As for preparing for the speech itself, keep it simple; Less is More. Keep technical jargon out of the speech, unless it's absolutely necessary. Build it numerically, just as I suggest you do with the powerpoint:
THANK THE MC
-Who you are
-Why you are there
-Why this is important to your audience
-Lay out what you're going to talk about. List major topics: leave the sub-topics to later
"While I'm talking about **(Topic 1)**, I will cover **(Sub-topic .1)**, **(.2)**, **(.3)**."
1.1; 1.2; 1.3
"Turning to **(Topic 2)**, I'd like to share with you **(.1)**, **(.2)**, **(.3)**.
2.1; 2.2; 2.3
"And finally, **(Topic 3)**. These three points I'll discuss now: **(.1)**, **(.2)**, **(.3)**.
3.1; 3.2; 3.3
-Review, without detail, each major topic point
-Remind your audience why this is important to them
THANK THE AUDIENCE
(Switch off the mic, if it's a lapel microphone)
* * *
BEFORE THE PRESENTATION:
REHEARSE, REHEARSE, REHEARSE. Rehearse until you're sick of talking about it. Envision the 300 people while you're practicing. Rehearse it until you are completely fluent with the order of topics, and the transitions you plan to use between them.
Write the speech if you must, but your presentation will be a million times better if you do it from memory (triggered by the powerpoint presentation -and/or- cue cards)
Take no drugs or alcohol to calm the nerves. Coffee will make you feel worse- and maybe even make you want to pee. It's the nerves that keep you sharp. It's stage fright. And it's a good thing. The nausea comes from poor breathing. Breathe from the diaphragm. (Breath deeply and slowly) As the presentation comes to the end and you know you've made it through in one piece, those jangly nerves will release and you'll be flooded with endorphins. (Best high I've ever had was finishing a speech in front of 1000 people)
DURING THE PRESENTATION:
During the speech, take your time. Relax. A 3 second pause will feel like an eternity but the audience is busy taking in what you have said. Take a deep breath: that takes about 3 seconds and is not an unreasonable thing to do on stage- heck, the audience expects that you do from time to time!
B-R-E-A-T-H-E & D-R-I-N-K W-A-T-E-R
Stop and take a drink of water now and again. Take a bottle of water with you. Between points is a good time to take a swig- your audience is absorbing what you've said and anticipating what you are going to say. Let them!

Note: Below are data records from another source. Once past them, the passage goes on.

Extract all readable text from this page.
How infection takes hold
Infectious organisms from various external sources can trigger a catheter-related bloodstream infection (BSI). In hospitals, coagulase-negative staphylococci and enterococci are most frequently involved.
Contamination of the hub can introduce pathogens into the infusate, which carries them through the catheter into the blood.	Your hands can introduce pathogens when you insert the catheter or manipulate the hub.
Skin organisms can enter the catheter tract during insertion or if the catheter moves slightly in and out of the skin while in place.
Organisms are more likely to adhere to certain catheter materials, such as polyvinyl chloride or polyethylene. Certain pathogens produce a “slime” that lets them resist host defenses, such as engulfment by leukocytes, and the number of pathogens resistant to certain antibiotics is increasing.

I find eye contact a good thing. Scan the room and simply meet people's eyes from time to time. Hold their gaze for a second and move on. Look at the front row. Look at the back row. Look across the middle.
O-W-N T-H-E S-T-A-G-E
You are in control of the room. If you can, and if you can stand it, watch some evangelical preachers on TV
with the volume turned down. Watch their actions, observe how they command their audience's attention. If you make a small mistake, don't panic. Take a breath, a mouthful of water *reset* and move on. If you make a big mistake, acknowledge it, fix it, and move on.
Don't say "This is my first time", in an effort for everybody to go easy on you. They will anyway. 9/10 people would rather not be in your shoes and so just standing up in front of them is enough for you to earn their respect.
Don't expect perfection. Politicians have to get it right. You don't.
Be yourself. The only person that has to be present on the stage, is you. You don't have to imitate anybody because you are who you know best.
Sorry- my Toastmasters lessons I share to others in one posting. But I hope this is helpful.
Good luck, my friend. You'll be fine.